Kehidupan keluarga multigenerasi lebih banyak terjadi di keluarga dengan latar belakang multibudaya atau di keluarga yang punya pengalaman serupa sebelumnya.
"Kami mengajukan pertanyaan tentang apa yang mereka senangi dan tidak senangi dalam model kehidupan seumpama ini," kata Dr Liu.
"Meski pada biasanya mereka menyampaikan alasannya yakni argumentasi keuangan, tetapi itu bukanlah hal utama yang paling mereka sukai. Alasan itu berada di urutan bawah.
"Hal utama yang mereka senangi yakni hidup bareng dengan yang lain.

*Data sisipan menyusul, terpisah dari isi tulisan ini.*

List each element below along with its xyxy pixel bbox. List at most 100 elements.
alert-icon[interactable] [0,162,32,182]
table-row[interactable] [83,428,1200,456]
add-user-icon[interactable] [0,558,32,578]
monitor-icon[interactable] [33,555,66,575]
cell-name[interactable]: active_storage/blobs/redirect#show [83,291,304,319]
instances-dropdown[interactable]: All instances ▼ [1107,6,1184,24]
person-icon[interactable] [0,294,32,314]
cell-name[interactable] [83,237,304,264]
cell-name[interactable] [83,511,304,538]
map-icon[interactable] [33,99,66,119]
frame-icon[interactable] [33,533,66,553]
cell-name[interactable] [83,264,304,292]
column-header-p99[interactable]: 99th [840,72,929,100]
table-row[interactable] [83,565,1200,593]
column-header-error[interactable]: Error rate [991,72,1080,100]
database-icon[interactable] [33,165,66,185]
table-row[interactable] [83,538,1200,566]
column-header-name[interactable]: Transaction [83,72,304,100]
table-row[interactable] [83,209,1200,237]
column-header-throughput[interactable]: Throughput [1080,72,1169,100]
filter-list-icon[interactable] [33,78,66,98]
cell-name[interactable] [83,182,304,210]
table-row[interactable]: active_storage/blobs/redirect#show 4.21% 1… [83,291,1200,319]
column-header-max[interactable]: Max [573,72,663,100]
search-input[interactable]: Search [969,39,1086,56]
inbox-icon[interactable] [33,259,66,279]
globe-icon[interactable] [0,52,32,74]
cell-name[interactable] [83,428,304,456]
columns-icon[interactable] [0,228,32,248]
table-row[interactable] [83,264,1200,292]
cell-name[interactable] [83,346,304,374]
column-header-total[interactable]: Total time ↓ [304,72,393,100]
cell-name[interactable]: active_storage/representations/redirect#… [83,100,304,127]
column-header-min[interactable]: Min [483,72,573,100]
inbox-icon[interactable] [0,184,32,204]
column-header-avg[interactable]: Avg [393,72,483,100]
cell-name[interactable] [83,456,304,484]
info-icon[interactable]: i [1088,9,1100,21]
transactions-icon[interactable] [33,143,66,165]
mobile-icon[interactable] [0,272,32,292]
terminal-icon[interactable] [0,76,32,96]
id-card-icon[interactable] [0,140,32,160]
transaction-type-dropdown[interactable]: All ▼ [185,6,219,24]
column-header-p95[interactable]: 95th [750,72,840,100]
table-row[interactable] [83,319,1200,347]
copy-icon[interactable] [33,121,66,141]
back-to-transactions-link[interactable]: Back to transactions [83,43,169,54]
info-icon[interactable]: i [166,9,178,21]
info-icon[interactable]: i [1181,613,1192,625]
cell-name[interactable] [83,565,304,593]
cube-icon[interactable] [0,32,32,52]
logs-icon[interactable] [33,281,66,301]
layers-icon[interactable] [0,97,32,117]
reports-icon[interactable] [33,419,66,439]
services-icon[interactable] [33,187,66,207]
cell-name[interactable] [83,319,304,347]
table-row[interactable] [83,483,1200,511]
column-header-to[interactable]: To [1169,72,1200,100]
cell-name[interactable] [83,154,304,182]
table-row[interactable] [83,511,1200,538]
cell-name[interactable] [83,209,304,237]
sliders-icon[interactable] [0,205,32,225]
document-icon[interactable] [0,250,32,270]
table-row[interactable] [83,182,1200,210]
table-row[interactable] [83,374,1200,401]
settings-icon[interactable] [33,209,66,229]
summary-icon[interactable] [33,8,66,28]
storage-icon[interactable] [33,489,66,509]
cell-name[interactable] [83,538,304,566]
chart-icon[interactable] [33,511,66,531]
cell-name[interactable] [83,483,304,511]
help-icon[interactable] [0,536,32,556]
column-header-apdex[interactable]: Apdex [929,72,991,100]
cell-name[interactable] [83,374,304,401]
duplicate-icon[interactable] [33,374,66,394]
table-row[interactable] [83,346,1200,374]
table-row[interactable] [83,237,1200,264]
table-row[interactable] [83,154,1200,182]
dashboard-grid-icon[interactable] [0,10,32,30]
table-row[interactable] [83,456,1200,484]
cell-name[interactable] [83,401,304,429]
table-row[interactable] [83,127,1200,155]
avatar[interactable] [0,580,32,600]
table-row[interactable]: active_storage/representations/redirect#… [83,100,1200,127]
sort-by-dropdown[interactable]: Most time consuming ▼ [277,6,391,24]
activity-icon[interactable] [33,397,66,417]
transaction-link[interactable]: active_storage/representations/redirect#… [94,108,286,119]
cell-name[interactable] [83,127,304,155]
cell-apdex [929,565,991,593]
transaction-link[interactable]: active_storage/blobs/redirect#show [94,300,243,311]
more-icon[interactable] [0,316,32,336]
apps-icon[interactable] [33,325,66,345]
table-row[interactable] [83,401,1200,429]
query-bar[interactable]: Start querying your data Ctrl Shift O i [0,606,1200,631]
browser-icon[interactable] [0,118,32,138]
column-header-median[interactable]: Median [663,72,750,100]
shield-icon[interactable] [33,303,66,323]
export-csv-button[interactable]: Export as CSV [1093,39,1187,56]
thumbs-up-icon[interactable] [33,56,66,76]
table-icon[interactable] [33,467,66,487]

Makara kalau mereka kembali ke rumah, rumahnya tidak sepi, tidak ada orang lain."
Keluarga multigenerasi akan kian meningkat
Dr Liu menyampaikan bukti statistik menyediakan contoh kehidupan keluarga multigenerasi yang hidup bareng di bawah satu atap akan terus berlanjut, setidaknya di Australia.
"Melihat kembali ke krisis keuangan global misalnya, baik di AS dan Inggris, jumlah keluarga multigenerasi ini meningkat dua kali lipat pada bertahun-tahun pertama sesudah krisis, sebelum kemudian kembali ke wajar sesudahnya," katanya.
"Kita akan menyaksikan fenomena ini akan terus berlanjut dengan banyak sekali argumentasi yang berbeda."
Namun dikala ini pengembang perumahan belum beradaptasi dengan segera dalam menanggapi keperluan keluarga multigenerasi, kata Dr Liu.
"Ini tidak sekadar tentang berapa besarnya suatu rumah, tetapi soal desainnya juga."
Dr Liu menyampaikan rancangan rumah kini ini yang pada biasanya bersifat "open plan living" di mana tidak ada penyekat antar ruangan sehingga ruangan lebih terbuka, bekerjsama tidak sesuai bagi orang-orang sampaumur tinggal di satu atap yang sama.
"Kita membutuhkan perilaku fleksibel, misalnya seumpama pintu geser yang dapat digunakan kalau diperlukan, atau ruangan yang betul-betul terpisah," katanya.
"Banyak kota praja kini membolehkan pembangunan rumah terpisah di belakang rumah utama, dan itu sungguh membantu."
"Pemisahan kehidupan fisik tanpa mereka tinggal terlalu berjauhan."
Artikel ini dibuat oleh Sastra Wijaya dari ABC News.